The Long Argument

My father and I had a lifelong argument over whether or not a person can change their outlook and feelings in any meaningful way.   This is a pretty fundamental question, it seems to me, and how you feel about the possibility of change, and your willingness to work toward it, is the difference between hope and resignation.

The argument apparently started when I was less than ten weeks old, which really freaked my father out and started us off on the wrong foot.   It was a big mistake, I realize now, to challenge my father at such an early age, and if I had it to do over again, I probably would have tried to have been more conciliatory.  

At ten weeks, it seems, I’d reached my limit and went into a prolonged temper tantrum.  While this immature show of red-faced, fist-clenched rage greatly frightened my parents, it also pissed both of them off.  The pediatrician laughed it off, but my parents could not.

It didn’t help things when, a few months later, my first precocious words were “go fuck yourself.”  I admit that didn’t help a bit, as it only confirmed what they were already pretty sure of.  

“Well, you’re trying to be funny about it, but some babies just are born fucking pricks; it’s medical fact,” said the skeleton of my father from his hilltop grave in Cortlandt, New York, annoyed to have to state the obvious so soon in this account.  “You were born with a fucking hard-on against the world.”

Now the only question was ‘can a person change their nature?’  I approached the subject with a certain optimism.   My father’s position was an emphatic ‘no’.  

“You can change only the most superficial things about yourself, the deeper feelings, the impulses, those things remain hard-wired,” my father always insisted.
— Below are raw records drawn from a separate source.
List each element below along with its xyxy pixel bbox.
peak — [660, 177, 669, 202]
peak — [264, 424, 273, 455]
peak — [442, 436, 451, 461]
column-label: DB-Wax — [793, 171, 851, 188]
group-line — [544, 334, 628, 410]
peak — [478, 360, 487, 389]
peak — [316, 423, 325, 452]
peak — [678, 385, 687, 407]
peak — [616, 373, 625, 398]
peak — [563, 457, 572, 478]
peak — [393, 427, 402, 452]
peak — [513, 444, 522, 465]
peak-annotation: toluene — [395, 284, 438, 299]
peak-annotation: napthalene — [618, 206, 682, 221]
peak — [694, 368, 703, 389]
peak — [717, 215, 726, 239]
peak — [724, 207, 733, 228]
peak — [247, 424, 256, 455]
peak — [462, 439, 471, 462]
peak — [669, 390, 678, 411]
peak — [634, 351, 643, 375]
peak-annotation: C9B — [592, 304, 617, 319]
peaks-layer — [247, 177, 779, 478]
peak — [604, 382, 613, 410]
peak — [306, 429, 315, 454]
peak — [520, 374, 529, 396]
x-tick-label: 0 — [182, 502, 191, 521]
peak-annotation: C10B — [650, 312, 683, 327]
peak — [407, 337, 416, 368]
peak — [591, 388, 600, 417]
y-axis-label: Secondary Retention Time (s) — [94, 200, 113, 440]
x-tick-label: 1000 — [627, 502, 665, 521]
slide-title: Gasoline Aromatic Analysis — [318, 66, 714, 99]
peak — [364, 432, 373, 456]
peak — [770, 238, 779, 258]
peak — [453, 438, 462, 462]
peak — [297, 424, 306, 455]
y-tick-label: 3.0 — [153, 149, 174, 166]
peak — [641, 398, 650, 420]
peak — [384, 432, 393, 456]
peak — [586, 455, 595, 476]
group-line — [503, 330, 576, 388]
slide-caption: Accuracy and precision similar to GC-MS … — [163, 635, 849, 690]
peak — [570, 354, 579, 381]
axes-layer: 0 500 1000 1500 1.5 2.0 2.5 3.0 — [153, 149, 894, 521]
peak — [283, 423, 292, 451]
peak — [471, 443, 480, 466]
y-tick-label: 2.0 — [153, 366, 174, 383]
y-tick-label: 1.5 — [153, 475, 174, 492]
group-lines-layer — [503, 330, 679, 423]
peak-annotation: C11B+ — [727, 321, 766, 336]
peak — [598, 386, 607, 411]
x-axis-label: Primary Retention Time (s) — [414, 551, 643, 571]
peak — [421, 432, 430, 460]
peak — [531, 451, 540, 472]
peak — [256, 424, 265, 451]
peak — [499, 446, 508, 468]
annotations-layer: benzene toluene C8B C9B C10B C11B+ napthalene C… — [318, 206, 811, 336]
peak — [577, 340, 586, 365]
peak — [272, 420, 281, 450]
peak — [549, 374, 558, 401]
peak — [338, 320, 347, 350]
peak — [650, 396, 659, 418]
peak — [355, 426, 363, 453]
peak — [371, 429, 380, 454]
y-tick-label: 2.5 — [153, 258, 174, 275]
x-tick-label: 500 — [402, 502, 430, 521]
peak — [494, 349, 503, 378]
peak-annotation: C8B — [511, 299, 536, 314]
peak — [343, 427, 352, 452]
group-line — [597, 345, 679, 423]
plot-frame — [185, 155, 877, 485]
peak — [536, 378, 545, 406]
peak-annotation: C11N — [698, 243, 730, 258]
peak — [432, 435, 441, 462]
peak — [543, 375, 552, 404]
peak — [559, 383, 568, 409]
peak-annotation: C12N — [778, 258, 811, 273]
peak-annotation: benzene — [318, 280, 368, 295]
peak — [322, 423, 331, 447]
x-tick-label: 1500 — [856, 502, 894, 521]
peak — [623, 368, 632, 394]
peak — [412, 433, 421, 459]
But you yourself are living proof that people can change, dad, I told him, toward the end of our last argument.  

After I told you I would no longer tolerate abuse disguised as fatherly advice, after I told you I wouldn’t stick around to be mistreated, you changed your behavior.  Things have been much better the last fifteen years or so.  How can you discount the salubrious effect your changed behavior has had on our relationship? 

My father was old at this time, almost eighty.  He had less than two years left, though, of course, neither of us knew it as we argued that day in his den in Coconut Creek, Florida.  He was probably already well into the undiagnosed liver cancer that he’d find out about six days before his death, shortly after the E.R. doctor gave my sister that instant, meaningful look.  My old man was tired, he was desperate.  Things had not worked out for him, he was choking on disappointment, frustration, unslakable anger.  His son, already in his late forties, was still trying to make his infernal point, still senselessly hammering away at his father’s shield.   My father smiled, but it was a horrible smile.

“Hah!” he said without mirth, with the opposite of mirth, really.  “I merely changed my superficial reactions.  My deeper feelings never changed at all, they cannot change or be changed, as much as you might try to convince yourself they can be.  I always felt the same way, my feelings never changed, I just honored your request not to speak of my true feelings about you.”   He saw that he had not yet said enough, I was still standing, not even sweating, really.  

“If I ever told you how I really felt about you, it would do such irreparable harm we could never have any kind of relationship at all.  I recommend we keep our conversation to sports, and politics, and books, the kind of civil pleasantries I exchange with Roy.”  

You want to keep our conversation to the kind of civil pleasantries you exchange with somebody you just told me again how much you despise?  

He nodded, unwilling to admit the grotesqueness of his desperation to somehow win this argument.  

I took a breath, shook my head.  

OK, I guess you win, dad.  People can’t change.  I go back to my original position then.  Why don’t you go fuck yourself?  

Two years later, in spite of the fact that we cannot change our essential natures, I stood mildly in my father’s hospital room the last night of his life.  I was there to listen, to help however I could in the difficult transition he had to make.  I was like an old family priest taking a very sophisticated white collar criminal’s final confession.  

“You know,” the dying man said in an incredibly strained voice he wouldn’t be using much longer, “I felt you reaching out many times over the years… I was just too fucked up to have the kind of relationship I should have had with you.  I was always afraid it was going to be a fight.  I think now how much richer my life would have been if I hadn’t seen everything as a zero-sum battle to the death.  That’s my fault, you’re supposed to have some fucking insight…”  

I nodded, what could I say?  

“I wish we could have had this kind of talk fifteen years ago,” he said, his voice weaker still.  

We both knew he’d be gone now in a very short time, he was like a candle burned down to the very end, his light becoming dim.  

Fifteen years? I remember thinking.  A senseless, brutal war for almost thirty-five years and fifteen years of peace at the end?  It didn’t seem like a very good proportion.

Some time after he died the next day I realized, shit, fifteen years would have been pretty good.   I’d take fifteen years.